More than 1,300 people were arrested in a fourth night of violence in France after the police shooting of a 17-year-old boy.
Forty-five thousand police officers, including special forces, were deployed to respond to rioting across the country on Friday night, with the situation in two big cities – Marseille and Lyon – highlighted as particularly chaotic, with buildings and vehicles torched and stores looted.
The ministry of the interior reported that 1,311 people were arrested overnight, while 79 police officers and gendarmes were injured and 2,500 fires were recorded.
The unrest flared nationwide after Nahel M, a 17-year-old of Algerian and Moroccan descent, was shot by police on Tuesday during a traffic stop in a Paris suburb. His death, caught on video, has reignited longstanding complaints of police violence and racism.
The 38-year-old officer involved in the shooting, who has said he fired the shot because he feared he and his colleague or someone else could be hit by the car, has been charged with voluntary homicide and placed in provisional detention.
The funeral ceremony for Nahel began on Saturday with a visitation, and will be followed by a mosque ceremony and burial in a cemetery in Nanterre.
The ministry said the protests were “of a lower intensity compared with the previous night”.
“It’s the republic that will win, not the rioters,” France’s interior minister, Gérald Darmanin, said as he met police in the early hours of Saturday morning. He denounced the “unacceptable violence in Lyon and Marseille”, where public demonstrations were banned and public transport halted.
There more than 400 arrests in the capital, with reports of burnt rubbish and violent scuffles in the Les Halles district.
More than 80 arrests were made in Marseille, according to the interior ministry, and “significant reinforcements” were sent after the mayor, Benoît Payan, called on the national government to immediately send additional troops.
“The scenes of pillaging and violence are unacceptable,” Payan tweeted late on Friday, after police clashed with protesters.
Local media reported that an Aldi was the target of a looting ram-raid, while authorities said they were investigating the cause of an apparent explosion in the city, which they did not believe caused any casualties.
Several rifles were looted from a gun store, but no ammunition was taken. One person was arrested with a rifle that was probably from the store, police said.
In Lyon and its surrounding suburbs, rioters set cars ablaze and aimed fireworks at police. Police deployed armoured personnel carriers and a helicopter to quell the unrest in France’s third-largest city.
Nanterre’s mayor, Patrick Jarry, said: “There’s a feeling of injustice in many residents’ minds, whether it’s about school achievement, getting a job, access to culture, housing and other life issues … I believe we are in that moment when we need to face the urgency [of the situation].”
Speaking in Mantes-la-Jolie, Darmanin highlighted the young age of many of those taking part in demonstrations.
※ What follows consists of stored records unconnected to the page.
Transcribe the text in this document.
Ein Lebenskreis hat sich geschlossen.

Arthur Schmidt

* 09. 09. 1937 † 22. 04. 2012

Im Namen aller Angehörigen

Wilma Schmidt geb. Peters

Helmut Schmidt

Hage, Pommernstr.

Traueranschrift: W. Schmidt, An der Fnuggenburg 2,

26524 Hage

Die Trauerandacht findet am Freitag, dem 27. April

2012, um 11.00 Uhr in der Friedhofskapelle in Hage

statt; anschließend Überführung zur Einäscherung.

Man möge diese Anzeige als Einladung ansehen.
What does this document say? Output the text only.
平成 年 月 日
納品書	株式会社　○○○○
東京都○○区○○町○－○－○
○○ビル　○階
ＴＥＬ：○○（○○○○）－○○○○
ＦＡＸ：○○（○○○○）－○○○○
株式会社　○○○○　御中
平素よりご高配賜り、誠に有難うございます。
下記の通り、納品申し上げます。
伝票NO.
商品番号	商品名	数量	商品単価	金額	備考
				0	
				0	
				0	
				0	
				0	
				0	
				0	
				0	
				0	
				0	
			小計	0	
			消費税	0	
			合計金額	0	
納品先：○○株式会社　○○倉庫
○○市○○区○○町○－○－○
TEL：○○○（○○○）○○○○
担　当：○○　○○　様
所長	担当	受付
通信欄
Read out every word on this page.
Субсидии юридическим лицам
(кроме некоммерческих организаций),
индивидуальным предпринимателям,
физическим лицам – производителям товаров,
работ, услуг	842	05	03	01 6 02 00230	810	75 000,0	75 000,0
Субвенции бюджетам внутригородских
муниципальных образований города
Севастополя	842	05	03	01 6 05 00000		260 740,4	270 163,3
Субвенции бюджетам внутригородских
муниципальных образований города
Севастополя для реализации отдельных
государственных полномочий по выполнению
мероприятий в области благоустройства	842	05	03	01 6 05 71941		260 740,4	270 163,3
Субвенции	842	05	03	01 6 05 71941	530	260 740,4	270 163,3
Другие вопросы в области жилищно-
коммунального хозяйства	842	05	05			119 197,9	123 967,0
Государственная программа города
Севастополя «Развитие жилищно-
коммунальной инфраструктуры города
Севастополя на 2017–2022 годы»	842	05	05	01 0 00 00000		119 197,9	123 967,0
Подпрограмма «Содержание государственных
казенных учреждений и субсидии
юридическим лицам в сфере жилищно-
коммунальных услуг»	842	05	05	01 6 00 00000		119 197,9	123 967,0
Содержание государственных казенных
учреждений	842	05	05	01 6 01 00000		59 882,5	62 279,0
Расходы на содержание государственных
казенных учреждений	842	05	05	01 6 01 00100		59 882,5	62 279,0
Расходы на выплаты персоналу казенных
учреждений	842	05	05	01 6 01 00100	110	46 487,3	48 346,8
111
“I do not confuse the few hundred, the few thousand delinquents, often very young unfortunately, with the vast majority of our compatriots who live in working-class neighbourhoods, who want to work and educate their children,” he said.
The French football team urged an end to the violence on Friday night.
“The time of violence must give way to that of mourning, dialogue and reconstruction,” the team said in a statement posted on social media by their captain, Kylian Mbappé.
The team said they were “shocked by the brutal death of young Nahel” but asked that violence give way to “other peaceful and constructive ways of expressing oneself”.
The French president, Emmanuel Macron, left an EU summit in Brussels early on Friday to attend a crisis meeting. He urged parents to keep their children at home and accused social media companies of playing a “considerable role”, saying violence was being organised online. He asked platforms such as Snapchat and TikTok to remove sensitive content.
Macron is under mounting pressure from rightwing parties to declare a state of emergency, which would give authorities extra powers to ban demonstrations and limit free movement.
Asked on Friday night whether the government could declare a state of emergency, Darmanin said: “We’re not ruling out any hypothesis and we’ll see after tonight what the president of the republic chooses.”
Darmanin said on Saturday he was cautious about such an order, which “has been called four times in 60 years”.
Analysts said the government was desperate to avoid a repeat of 2005, when a state of emergency was declared after the death of two boys of African origin in a police chase sparked three weeks of rioting.